Ce morceau n’a pas été conçu pour les playlists fades ou les écoutes distraites : il a été tissé à la main, dans la matière même des diasporas, entre l’afrobeat, le reggaeton et la tendresse trap. Lele Black chante comme on respire dans plusieurs langues à la fois. Il ne s’agit pas de prouesse vocale, mais d’une fluidité identitaire : chaque mesure est une mémoire, chaque synthé un clin d’œil, chaque basse un battement de tambour ancestral.

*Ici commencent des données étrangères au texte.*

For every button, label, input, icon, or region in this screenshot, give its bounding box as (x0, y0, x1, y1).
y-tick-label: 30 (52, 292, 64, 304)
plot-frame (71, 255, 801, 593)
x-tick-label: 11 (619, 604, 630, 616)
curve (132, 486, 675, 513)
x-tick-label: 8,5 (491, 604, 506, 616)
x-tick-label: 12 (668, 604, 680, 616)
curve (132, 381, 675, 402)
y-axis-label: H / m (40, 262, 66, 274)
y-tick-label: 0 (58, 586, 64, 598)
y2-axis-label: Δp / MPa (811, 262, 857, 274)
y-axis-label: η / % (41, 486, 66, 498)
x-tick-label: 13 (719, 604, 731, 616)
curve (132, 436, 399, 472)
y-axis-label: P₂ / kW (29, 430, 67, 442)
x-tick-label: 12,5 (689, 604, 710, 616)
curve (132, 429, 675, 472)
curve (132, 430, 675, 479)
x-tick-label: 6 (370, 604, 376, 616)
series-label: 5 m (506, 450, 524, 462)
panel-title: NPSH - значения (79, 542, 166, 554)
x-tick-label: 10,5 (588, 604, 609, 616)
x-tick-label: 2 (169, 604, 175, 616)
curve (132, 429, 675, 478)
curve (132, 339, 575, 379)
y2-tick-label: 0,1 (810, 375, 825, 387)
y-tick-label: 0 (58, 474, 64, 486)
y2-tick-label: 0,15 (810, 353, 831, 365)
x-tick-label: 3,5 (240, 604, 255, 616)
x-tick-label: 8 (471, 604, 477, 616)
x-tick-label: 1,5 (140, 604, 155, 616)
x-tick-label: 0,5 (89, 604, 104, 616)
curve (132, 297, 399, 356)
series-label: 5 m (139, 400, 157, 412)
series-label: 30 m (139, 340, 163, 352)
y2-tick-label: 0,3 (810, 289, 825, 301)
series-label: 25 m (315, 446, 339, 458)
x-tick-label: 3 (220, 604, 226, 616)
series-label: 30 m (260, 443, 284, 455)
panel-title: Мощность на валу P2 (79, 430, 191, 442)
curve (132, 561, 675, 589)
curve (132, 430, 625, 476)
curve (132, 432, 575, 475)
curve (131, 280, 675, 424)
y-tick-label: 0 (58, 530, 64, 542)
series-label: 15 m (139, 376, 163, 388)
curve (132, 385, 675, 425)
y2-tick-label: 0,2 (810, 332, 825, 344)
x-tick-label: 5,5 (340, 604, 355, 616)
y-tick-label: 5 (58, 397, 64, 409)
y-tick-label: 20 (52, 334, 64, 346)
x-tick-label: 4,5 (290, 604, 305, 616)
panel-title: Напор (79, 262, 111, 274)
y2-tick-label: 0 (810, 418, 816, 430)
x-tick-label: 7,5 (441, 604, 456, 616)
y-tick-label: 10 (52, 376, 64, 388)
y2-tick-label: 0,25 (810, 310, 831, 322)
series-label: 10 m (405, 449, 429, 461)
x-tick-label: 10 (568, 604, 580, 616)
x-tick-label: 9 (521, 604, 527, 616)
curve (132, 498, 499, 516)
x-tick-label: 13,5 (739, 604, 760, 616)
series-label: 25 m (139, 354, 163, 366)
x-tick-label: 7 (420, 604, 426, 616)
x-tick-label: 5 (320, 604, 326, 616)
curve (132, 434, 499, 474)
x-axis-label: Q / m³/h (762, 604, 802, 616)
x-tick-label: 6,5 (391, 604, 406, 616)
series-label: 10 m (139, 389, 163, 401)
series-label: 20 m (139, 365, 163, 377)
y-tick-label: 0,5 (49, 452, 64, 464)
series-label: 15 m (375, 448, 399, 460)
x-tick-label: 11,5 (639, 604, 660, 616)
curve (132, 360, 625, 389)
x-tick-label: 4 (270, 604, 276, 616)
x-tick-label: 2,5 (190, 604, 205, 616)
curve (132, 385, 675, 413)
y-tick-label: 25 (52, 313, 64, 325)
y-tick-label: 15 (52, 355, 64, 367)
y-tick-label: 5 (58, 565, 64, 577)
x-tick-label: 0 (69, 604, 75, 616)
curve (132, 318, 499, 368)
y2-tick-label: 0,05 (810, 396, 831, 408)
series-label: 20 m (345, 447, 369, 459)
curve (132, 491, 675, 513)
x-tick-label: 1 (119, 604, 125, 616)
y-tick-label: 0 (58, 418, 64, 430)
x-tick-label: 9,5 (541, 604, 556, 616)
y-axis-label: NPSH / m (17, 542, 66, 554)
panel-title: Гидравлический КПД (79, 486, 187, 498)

Le morceau pulse, oui, mais il murmure aussi. Il joue à cache-cache entre le charnel et l’élégant. C’est une chanson d’amour, bien sûr — mais pas seulement. C’est un hymne à la beauté métissée, à la douceur affirmée, à cette force invisible qui lie les corps en mouvement.
Avec Niña Simpática, Lele Black ne cherche pas à sonner “moderne” : il sonne vrai. Il ne séduit pas, il enchante. Il fait danser, mais surtout, il nous rappelle qu’on a toujours dansé.